On the Computational Intelligibility of Boolean Classifiers
Gilles Audemard, Steve Bellart, Louenas Bounia, Fr\'ed\'eric Koriche,, Jean-Marie Lagniez, Pierre Marquis

TL;DR
This paper analyzes the computational difficulty of explaining various Boolean classifiers, showing decision trees are tractable for XAI queries while other models are not, highlighting a significant gap in interpretability.
Contribution
It provides a systematic comparison of the computational intelligibility of different Boolean classifiers across multiple XAI queries, revealing a stark contrast between decision trees and other models.
Findings
Decision trees are tractable for all tested XAI queries.
DNF formulae, decision lists, and neural networks are intractable for these queries.

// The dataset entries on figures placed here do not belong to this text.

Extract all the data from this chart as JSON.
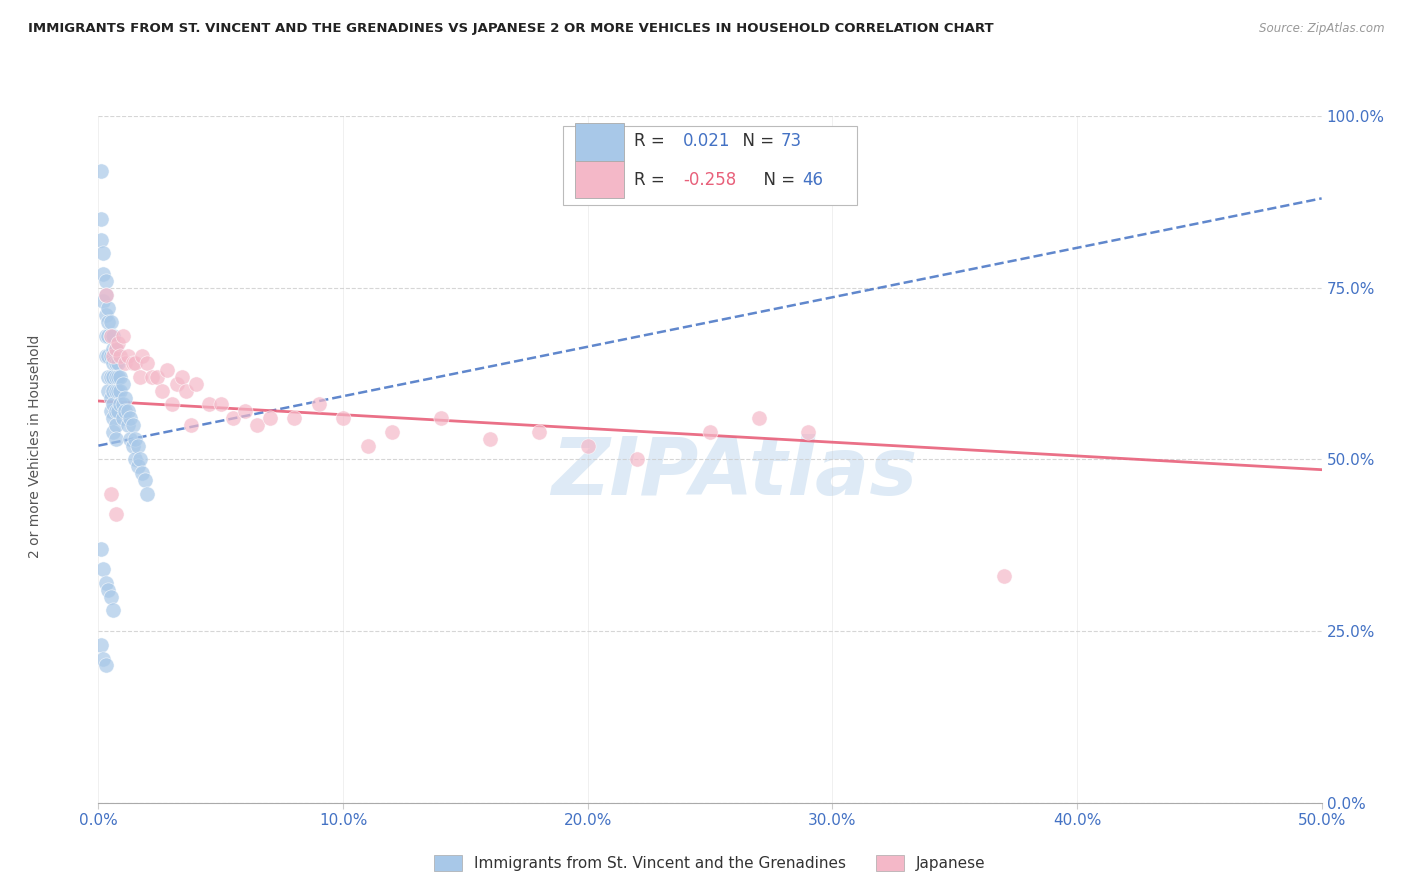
{
  "title": "IMMIGRANTS FROM ST. VINCENT AND THE GRENADINES VS JAPANESE 2 OR MORE VEHICLES IN HOUSEHOLD CORRELATION CHART",
  "source": "Source: ZipAtlas.com",
  "ylabel_label": "2 or more Vehicles in Household",
  "legend_label1": "Immigrants from St. Vincent and the Grenadines",
  "legend_label2": "Japanese",
  "R1": 0.021,
  "N1": 73,
  "R2": -0.258,
  "N2": 46,
  "blue_color": "#a8c8e8",
  "pink_color": "#f4b8c8",
  "blue_line_color": "#4472c4",
  "pink_line_color": "#e8607a",
  "watermark": "ZIPAtlas",
  "watermark_color": "#c8ddf0",
  "xlim": [
    0.0,
    0.5
  ],
  "ylim": [
    0.0,
    1.0
  ],
  "blue_line_x0": 0.0,
  "blue_line_y0": 0.52,
  "blue_line_x1": 0.5,
  "blue_line_y1": 0.88,
  "pink_line_x0": 0.0,
  "pink_line_y0": 0.585,
  "pink_line_x1": 0.5,
  "pink_line_y1": 0.485,
  "blue_dots_x": [
    0.001,
    0.001,
    0.001,
    0.002,
    0.002,
    0.002,
    0.003,
    0.003,
    0.003,
    0.003,
    0.003,
    0.004,
    0.004,
    0.004,
    0.004,
    0.004,
    0.004,
    0.005,
    0.005,
    0.005,
    0.005,
    0.005,
    0.005,
    0.006,
    0.006,
    0.006,
    0.006,
    0.006,
    0.006,
    0.006,
    0.006,
    0.007,
    0.007,
    0.007,
    0.007,
    0.007,
    0.007,
    0.007,
    0.008,
    0.008,
    0.008,
    0.008,
    0.009,
    0.009,
    0.009,
    0.01,
    0.01,
    0.01,
    0.011,
    0.011,
    0.012,
    0.012,
    0.013,
    0.013,
    0.014,
    0.014,
    0.015,
    0.015,
    0.016,
    0.016,
    0.017,
    0.018,
    0.019,
    0.02,
    0.001,
    0.002,
    0.003,
    0.004,
    0.005,
    0.006,
    0.001,
    0.002,
    0.003
  ],
  "blue_dots_y": [
    0.92,
    0.85,
    0.82,
    0.8,
    0.77,
    0.73,
    0.76,
    0.74,
    0.71,
    0.68,
    0.65,
    0.72,
    0.7,
    0.68,
    0.65,
    0.62,
    0.6,
    0.7,
    0.68,
    0.65,
    0.62,
    0.59,
    0.57,
    0.68,
    0.66,
    0.64,
    0.62,
    0.6,
    0.58,
    0.56,
    0.54,
    0.66,
    0.64,
    0.62,
    0.6,
    0.57,
    0.55,
    0.53,
    0.64,
    0.62,
    0.6,
    0.57,
    0.62,
    0.6,
    0.58,
    0.61,
    0.58,
    0.56,
    0.59,
    0.57,
    0.57,
    0.55,
    0.56,
    0.53,
    0.55,
    0.52,
    0.53,
    0.5,
    0.52,
    0.49,
    0.5,
    0.48,
    0.47,
    0.45,
    0.37,
    0.34,
    0.32,
    0.31,
    0.3,
    0.28,
    0.23,
    0.21,
    0.2
  ],
  "pink_dots_x": [
    0.003,
    0.005,
    0.006,
    0.007,
    0.008,
    0.009,
    0.01,
    0.011,
    0.012,
    0.014,
    0.015,
    0.017,
    0.018,
    0.02,
    0.022,
    0.024,
    0.026,
    0.028,
    0.03,
    0.032,
    0.034,
    0.036,
    0.038,
    0.04,
    0.045,
    0.05,
    0.055,
    0.06,
    0.065,
    0.07,
    0.08,
    0.09,
    0.1,
    0.11,
    0.12,
    0.14,
    0.16,
    0.18,
    0.2,
    0.22,
    0.25,
    0.27,
    0.29,
    0.37,
    0.005,
    0.007
  ],
  "pink_dots_y": [
    0.74,
    0.68,
    0.65,
    0.66,
    0.67,
    0.65,
    0.68,
    0.64,
    0.65,
    0.64,
    0.64,
    0.62,
    0.65,
    0.64,
    0.62,
    0.62,
    0.6,
    0.63,
    0.58,
    0.61,
    0.62,
    0.6,
    0.55,
    0.61,
    0.58,
    0.58,
    0.56,
    0.57,
    0.55,
    0.56,
    0.56,
    0.58,
    0.56,
    0.52,
    0.54,
    0.56,
    0.53,
    0.54,
    0.52,
    0.5,
    0.54,
    0.56,
    0.54,
    0.33,
    0.45,
    0.42
  ]
}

Large intelligibility gap exists between decision trees and other classifiers.
Abstract
In this paper, we investigate the computational intelligibility of Boolean classifiers, characterized by their ability to answer XAI queries in polynomial time. The classifiers under consideration are decision trees, DNF formulae, decision lists, decision rules, tree ensembles, and Boolean neural nets. Using 9 XAI queries, including both explanation queries and verification queries, we show the existence of large intelligibility gap between the families of classifiers. On the one hand, all the 9 XAI queries are tractable for decision trees. On the other hand, none of them is tractable for DNF formulae, decision lists, random forests, boosted decision trees, Boolean multilayer perceptrons, and binarized neural networks.